On 4/26/2020 3:22 PM, Alan Grayson wrote:


On Sunday, April 26, 2020 at 1:46:59 PM UTC-6, Brent wrote:



    On 4/26/2020 9:24 AM, Alan Grayson wrote:


    On Sunday, April 26, 2020 at 9:48:45 AM UTC-6, John Clark wrote:

        On Sat, Apr 25, 2020 at 12:49 PM Alan Grayson
        <[email protected]> wrote:

            /> How does QM tell us that conservation of energy can be
            violated for brief durations? If you apply the
            time-energy form of the UP for your proof, please state
            the context of your proof, that is, exactly what do E and
            t stand for./


        The shorter the time (t) a system is under observation the
        larger the amount of energy (E) could pop into existence from
        nothing without direct detection, enough energy to create
        virtual particles.
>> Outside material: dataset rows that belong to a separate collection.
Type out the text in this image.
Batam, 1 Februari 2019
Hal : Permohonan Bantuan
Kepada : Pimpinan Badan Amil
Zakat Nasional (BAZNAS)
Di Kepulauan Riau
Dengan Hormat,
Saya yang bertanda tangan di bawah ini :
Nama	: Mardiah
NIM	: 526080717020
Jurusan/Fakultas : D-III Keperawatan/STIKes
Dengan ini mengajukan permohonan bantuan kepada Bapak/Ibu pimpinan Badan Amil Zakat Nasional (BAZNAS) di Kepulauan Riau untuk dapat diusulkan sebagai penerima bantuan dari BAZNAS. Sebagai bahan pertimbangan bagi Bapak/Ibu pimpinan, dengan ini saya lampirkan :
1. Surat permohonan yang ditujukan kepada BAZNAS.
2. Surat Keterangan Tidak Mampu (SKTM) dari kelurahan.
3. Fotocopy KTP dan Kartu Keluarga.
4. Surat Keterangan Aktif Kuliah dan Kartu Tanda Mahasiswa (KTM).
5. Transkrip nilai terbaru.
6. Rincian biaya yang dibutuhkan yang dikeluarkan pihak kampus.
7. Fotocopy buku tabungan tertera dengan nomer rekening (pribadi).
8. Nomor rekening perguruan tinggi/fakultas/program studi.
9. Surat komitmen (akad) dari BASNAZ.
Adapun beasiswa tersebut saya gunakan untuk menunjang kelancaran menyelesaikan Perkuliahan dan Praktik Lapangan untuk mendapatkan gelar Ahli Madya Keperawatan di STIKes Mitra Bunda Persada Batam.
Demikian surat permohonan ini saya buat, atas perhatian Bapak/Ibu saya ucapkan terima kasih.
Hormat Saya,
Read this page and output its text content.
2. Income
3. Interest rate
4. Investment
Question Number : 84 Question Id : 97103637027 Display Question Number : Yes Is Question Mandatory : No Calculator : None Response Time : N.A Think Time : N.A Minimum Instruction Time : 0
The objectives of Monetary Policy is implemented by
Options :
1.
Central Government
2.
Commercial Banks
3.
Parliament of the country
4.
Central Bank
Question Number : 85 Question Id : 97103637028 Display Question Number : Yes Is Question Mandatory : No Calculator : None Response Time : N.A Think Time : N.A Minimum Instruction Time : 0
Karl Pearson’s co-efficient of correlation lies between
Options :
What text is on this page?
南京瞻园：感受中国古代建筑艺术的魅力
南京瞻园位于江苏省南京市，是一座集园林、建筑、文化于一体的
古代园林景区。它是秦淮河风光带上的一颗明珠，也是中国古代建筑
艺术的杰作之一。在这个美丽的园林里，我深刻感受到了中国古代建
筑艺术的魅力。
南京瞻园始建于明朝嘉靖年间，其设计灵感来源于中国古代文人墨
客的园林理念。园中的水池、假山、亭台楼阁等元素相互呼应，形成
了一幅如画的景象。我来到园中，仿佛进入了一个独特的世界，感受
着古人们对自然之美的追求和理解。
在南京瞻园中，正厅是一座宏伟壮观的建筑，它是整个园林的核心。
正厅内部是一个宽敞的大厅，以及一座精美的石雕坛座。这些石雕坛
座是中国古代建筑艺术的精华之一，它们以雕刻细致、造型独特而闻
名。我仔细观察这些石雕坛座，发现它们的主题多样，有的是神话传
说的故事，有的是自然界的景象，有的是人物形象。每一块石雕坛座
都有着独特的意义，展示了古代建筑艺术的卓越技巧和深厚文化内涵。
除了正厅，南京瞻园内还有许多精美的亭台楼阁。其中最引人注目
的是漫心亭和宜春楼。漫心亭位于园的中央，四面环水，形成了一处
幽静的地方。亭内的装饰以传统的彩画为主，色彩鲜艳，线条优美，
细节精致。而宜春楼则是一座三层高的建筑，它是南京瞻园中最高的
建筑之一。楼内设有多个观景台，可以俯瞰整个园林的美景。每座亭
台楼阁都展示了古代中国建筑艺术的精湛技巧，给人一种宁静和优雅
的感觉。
And you can calculate how large the
        indirect effects these virtual particles would have on the
        system.


    As I understand the UP, it's a statistical statement about an
    ensemble of observations, say for position and momentum of
    identical particles. It says nothing about the result of events,
    say for the position and momentum of a single particle or event.
    Doing some arithmetic to get the time-energy form of the UP does
    not change this reality. As a result, your description of what
    happens to a single particle, virtual or not, is not
    intelligible. Please try again. AG

    The UP doesn't apply to virtual particles because it refers to the
    result of conjugate measurement (projection) operators.  You can't
    measure virtual particles.

    Brent


In its usual form, does the UP allow us to measure position and momentum *simultaneously*, or must we measure each variable independently (for an ensemble of identical particles, of course)? What is proper interpretation of the time/energy form of the principle in statistical terms? TIA, AG

You can measure them simultaneously; but when you repeat the pair of measurements on many identically prepared particles you find that there is a scatter in the position  and a scatter in the momentum such that the HUP is satisfied.